Os Estados Unidos sempre foram um país aberto a estrangeiros. No final do século xix, 12 milhões de emigrantes desembarcaram na “terra da oportunidade”. Foi essa mão-de-obra que ajudou a impulsionar a industrialização americana e fomentou o surgimento de inúmeros negócios. Esse ambiente de prosperidade perdurou durante décadas. Mas, desde os ataques terroristas de 11 de Setembro, os Estados Unidos têm endurecido as regras para o trabalho de estrangeiros. “Um erro descomunal”, como tem afirmado Vivek Wadhwa, professor da Universidade de Duke e um dos mais entusiasmados defensores da teoria segundo a qual os Estados Unidos, para sair da crise, deveriam facilitar, e não dificultar, a entrada e a permanência de estrangeiros altamente qualificados no país. Wadhwa é juiz em causa própria, dado que é um emigrante indiano, formado em Ciências da Computação, pela Universidade de Camberra, na Austrália, e radicado nos Estados Unidos desde a década de 80. Trabalhou em empresas como a Xerox — na altura, uma das mais inovadoras do país — e fundou duas empresas de software antes de se tornar professor e consultor. As suas ideias são discutidas no livro The Immigrant Exodus, que foi considerado pela revista The Economist o melhor de 2012. O timing não poderia ser mais oportuno, dado que Obama já anunciou a disposição de mudar a lei. “Alguns líderes políticos esforçam-se por manter os melhores talentos do mundo fora dos Estados Unidos, acreditando que os emigrantes qualificados roubam trabalho aos americanos”, defende. “Mas na verdade sucede exactamente o contrário. Os emigrantes criam empregos.”

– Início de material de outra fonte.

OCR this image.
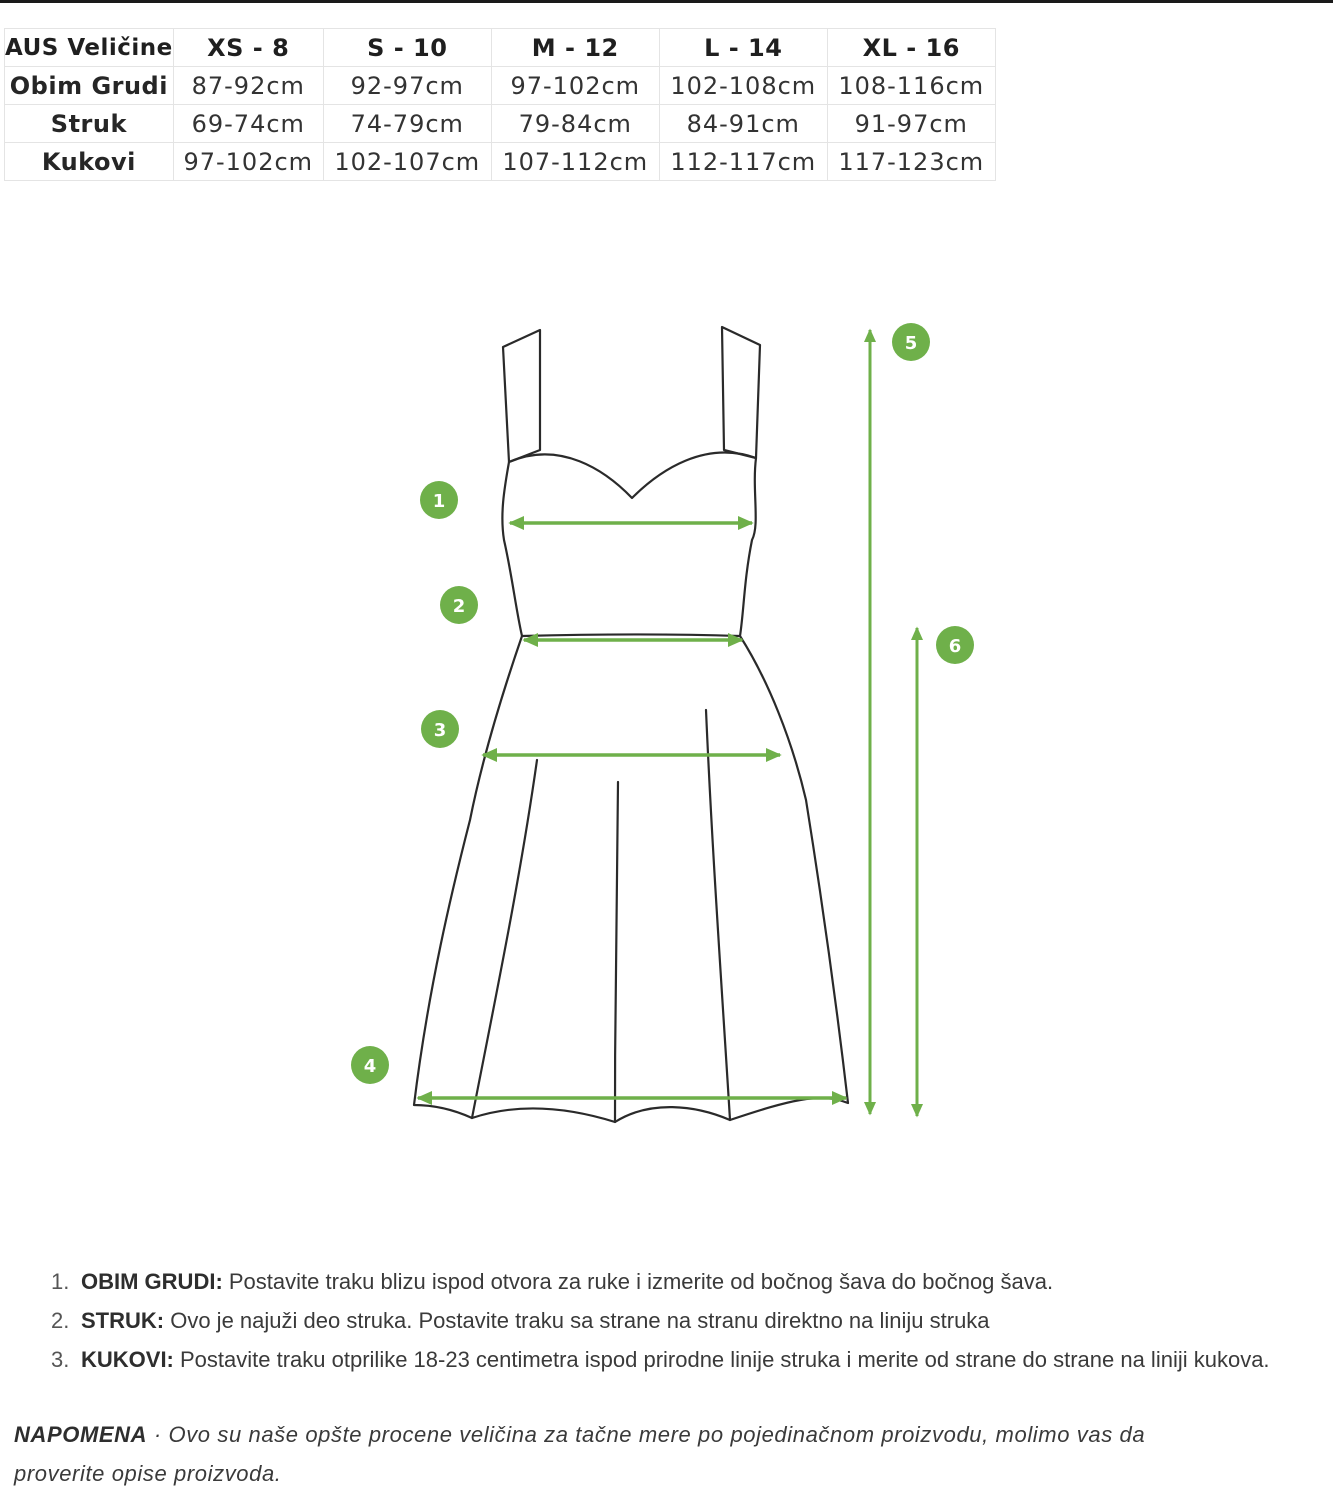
AUS Veličine	XS - 8	S - 10	M - 12	L - 14	XL - 16
Obim Grudi	87-92cm	92-97cm	97-102cm	102-108cm	108-116cm
Struk	69-74cm	74-79cm	79-84cm	84-91cm	91-97cm
Kukovi	97-102cm	102-107cm	107-112cm	112-117cm	117-123cm
1
2
3
4
5
6
1. OBIM GRUDI: Postavite traku blizu ispod otvora za ruke i izmerite od bočnog šava do bočnog šava.
2. STRUK: Ovo je najuži deo struka. Postavite traku sa strane na stranu direktno na liniju struka
3. KUKOVI: Postavite traku otprilike 18-23 centimetra ispod prirodne linije struka i merite od strane do strane na liniji kukova.

NAPOMENA · Ovo su naše opšte procene veličina za tačne mere po pojedinačnom proizvodu, molimo vas da proverite opise proizvoda.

Bahl, do Snapdeal: ele regressou à Índia e fundou o maior site de comércio electrónico
Uma parte da explicação para o problema levantado pelo livro de Wadhwa está nas dificuldades crescentes para os estrangeiros se radicarem nos Estados Unidos. Um estudo do Instituto Brookings demonstra que o número de vistos H-1B concedidos em 2011 foi 20% menor do que há dez anos, embora o número de pedidos tenha crescido 17%. Durante a última década, o governo americano reduziu o limite de emissão de novos vistos desse tipo de 195 mil para apenas 85 mil por ano. Outro problema está na burocracia: obter um green card por razões de trabalho pode demorar mais de uma década. Nos Estados Unidos, o limite de emissão de novos vistos de residência nessa categoria é de 140 mil por ano. Na Austrália, que tem um décimo da população americana, são 126 mil por ano. Outros países como Canadá e Singapura não têm limites. Pelo contrário, lançam anúncios para o recrutamento de estrangeiros altamente qualificados no exterior.
A história de Bahl, porém, teve um final feliz, e irónico. De volta à Índia, Bahl analisou os modelos de negócio vencedores da internet e decidiu lançar, em 2010, o site de compras colectivas Snapdeal, uma espécie de Groupon indiano. O sucesso do negócio foi estrondoso. Em três anos, o site já é considerado o líder do comércio electrónico do país, com 18 milhões de utilizadores. A cada dia, 25 mil produtos são vendidos através do portal e distribuídos em 4 mil localidades. A ironia é que o único emprego protegido pela emigração americana — a vaga de Bahl na Microsoft — transformou-se em 1500 postos criados pela Snapdeal na Índia.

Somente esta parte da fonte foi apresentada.